KSH, please don't take this personally. From what you wrote, you did the right thing ditching that guy. I just want people to understand that a good marriage between two flawed people IS possible.
.
I absolutely agree.
the night before MY wedding, I thought; "I am making a big mistake, I shouldn't marry this guy" But I did.
And sometimes it was really tough, but I am glad I went through with it. In the eyes of any sane person who was around me at that time, it was obvious that I had made a mistake. But that's precisely why I am telling you guys about my marriage (see post above) because there's no RULE Not all happy marriages have a 2 year engagement and a church wedding. Not all unhappy marriages started with a drunk groom and a trip to Las Vegas
You can apply this rule even further. You never really know someone (know how they are going to react in a given situation) so what's the difference between waiting 3 months or 3 years?
Like so many other things in life, marriage is a crapshoot.
You're absolutely right here. Once the shine is off, you can see the warts and smell their dirty socks. BUT, with TWO people making a commitment, it's worth it.
Right. Person #2 didn't make a commitment. That just won't work!
Very few people are happy. I have been unhappy with myself but happy with my marriage. today I am happy about both. It's worth working on and fighting for. My life is so richer having been married, a partnership with a person based on love, respect and compromise...

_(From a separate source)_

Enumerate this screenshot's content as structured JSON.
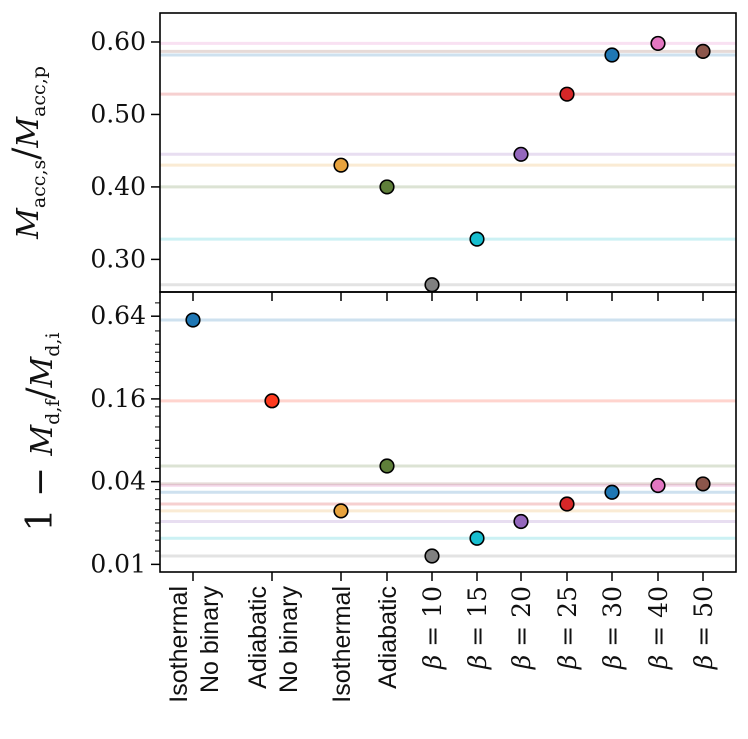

Marriage is also about picking your battles. I can get totally freaked out about coffee cups everywhere or I can save my energy for more important stuff.
You're ABSOLUTELY right. If you don't want to waste energy doing this compromise dance, and ha, raising kids, that's even harder than being married. And you don't get the benefit of happily ever after. Your kids are going to grow up and leave you; so PLEASE don't just get married to have kids.